Biomechanics - A Force for Good

Susan Margulies, Ph.D.
Professor of Bioengineering in the School of Engineering and Applied Science (SEAS) at Penn
University of Pennsylvania
Isermann Auditorium, CBIS, Rensselaer Polytechnic Institute
Fri, December 09, 2011 at 2:00 PM

Cells within the body are exposed to forces and deformations during routine daily activities. These loading conditions may be necessary for normal growth and development, but when cells are deformed beyond a safe limit or injury threshold, function and structure may be altered temporarily or even permanently. Using an integrated biomechanics approach consisting of several simultaneous rigorous engineering experimental and theoretical analyses, we investigate the complex relationship between cellular and macroscopic responses in the brain and lung to these applied loads. We measure tissue mechanical properties, in situ loading conditions, and acute and chronic biological responses to the applied loads in clinically relevant preparations, and combine these elements to develop computational models. After validation against animal and human studies, we use these models to generalize our experimental findings and determine macroscopic mechanisms responsible for injury, development, and adaptation for a broad range of real-world environments. Concurrent investigations in our lab focus on molecular signaling pathways stimulated by loading conditions, with the goal of developing interventions to diminish or enhance responses. Biomechanics can be used as a force for good, and play a central role in our understanding of how the body responds and adapts to its physical environment, with medical, societal and legal implications.

Susan Margulies, Ph.D.

Susan Margulies, Ph.D. is a Professor of Bioengineering in the School of Engineering and Applied Science (SEAS) at Penn. She received her BSE in Mechanical and Aerospace Engineering from Princeton University (summa cum laude), her MSE and Ph.D. in Bioengineering from Penn. She was an Assistant Professor at the Mayo Clinic before joining Penn’s faculty in 1993.

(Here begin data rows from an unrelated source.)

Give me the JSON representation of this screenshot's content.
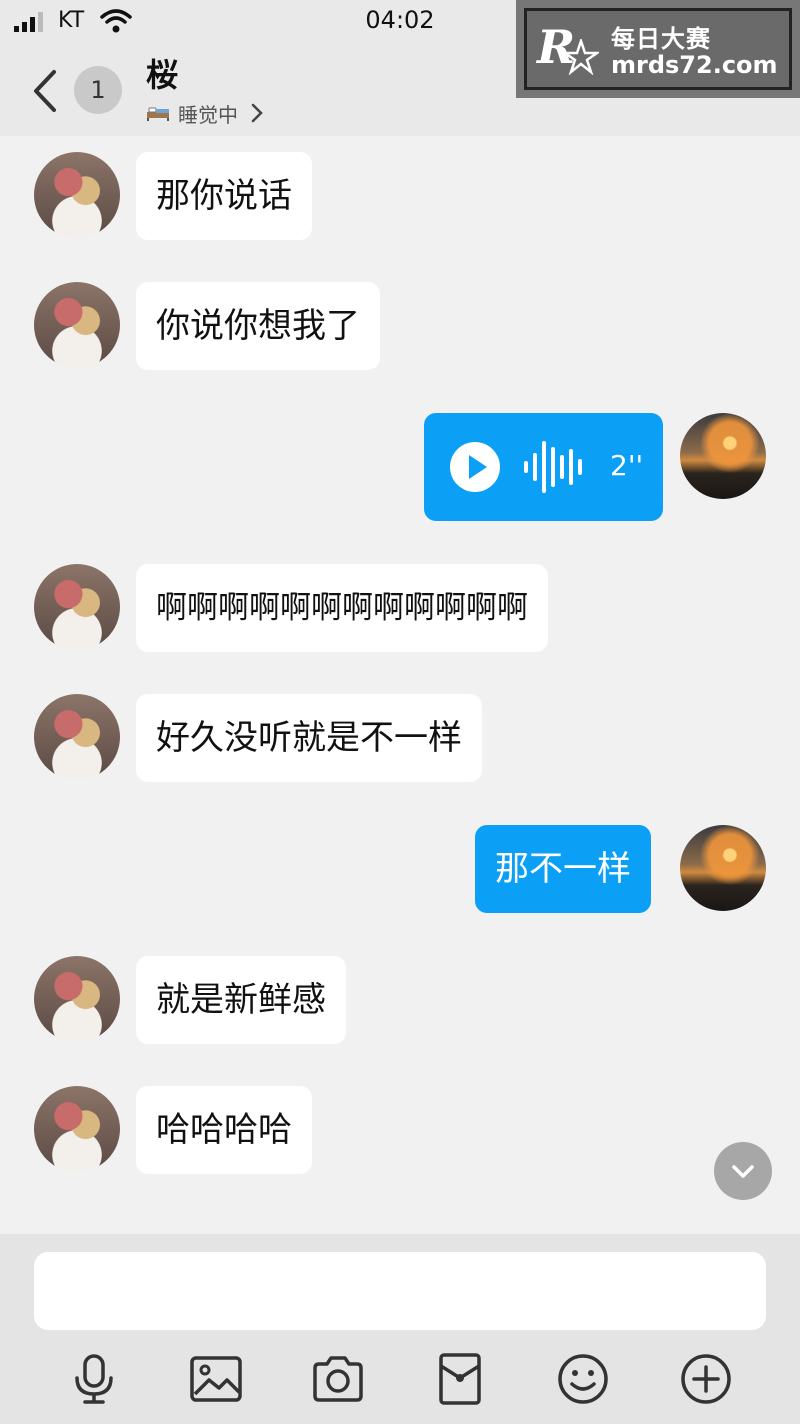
{
  "status_bar": {
    "carrier": "KT",
    "time": "04:02",
    "signal_icon": "signal-bars-icon",
    "wifi_icon": "wifi-icon"
  },
  "header": {
    "back_icon": "chevron-left-icon",
    "unread_count": "1",
    "contact_name": "桜",
    "status_icon": "bed-icon",
    "status_text": "睡觉中",
    "status_chevron_icon": "chevron-right-icon"
  },
  "watermark": {
    "logo_letter": "R",
    "title": "每日大赛",
    "url": "mrds72.com"
  },
  "messages": [
    {
      "sender": "them",
      "type": "text",
      "text": "那你说话"
    },
    {
      "sender": "them",
      "type": "text",
      "text": "你说你想我了"
    },
    {
      "sender": "me",
      "type": "voice",
      "duration": "2''"
    },
    {
      "sender": "them",
      "type": "text",
      "text": "啊啊啊啊啊啊啊啊啊啊啊啊"
    },
    {
      "sender": "them",
      "type": "text",
      "text": "好久没听就是不一样"
    },
    {
      "sender": "me",
      "type": "text",
      "text": "那不一样"
    },
    {
      "sender": "them",
      "type": "text",
      "text": "就是新鲜感"
    },
    {
      "sender": "them",
      "type": "text",
      "text": "哈哈哈哈"
    }
  ],
  "input": {
    "value": "",
    "placeholder": ""
  },
  "toolbar": {
    "icons": [
      "microphone-icon",
      "image-icon",
      "camera-icon",
      "red-packet-icon",
      "emoji-icon",
      "plus-icon"
    ]
  },
  "colors": {
    "accent": "#0ba0f5",
    "background": "#f1f1f1",
    "header_bg": "#e9e9e9"
  }
}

Professor Margulies was awarded the prestigious ALA Young Investigator and Whitaker Foundation Young Investigator Awards, and an NSF CAREER Award. Her research program is funded by NIH, Department of Transportation, Whitaker Foundation, and the CDC. She has published over 100 papers, and her work has been featured in the New York Times, Forbes, Atlanta Journal-Constitution, Discover Magazine, and by CNN and the BBC. She was elected a Fellow in the American Institute for Medical and Biological Engineering, American Society of Mechanical Engineering and the Biomedical Engineering Society. She currently serves as Chair of the NIH RIBT Study section, Vice-President of the Penn Forum for Women Faculty, and Chair-Elect of the University of Pennsylvania Faculty Senate.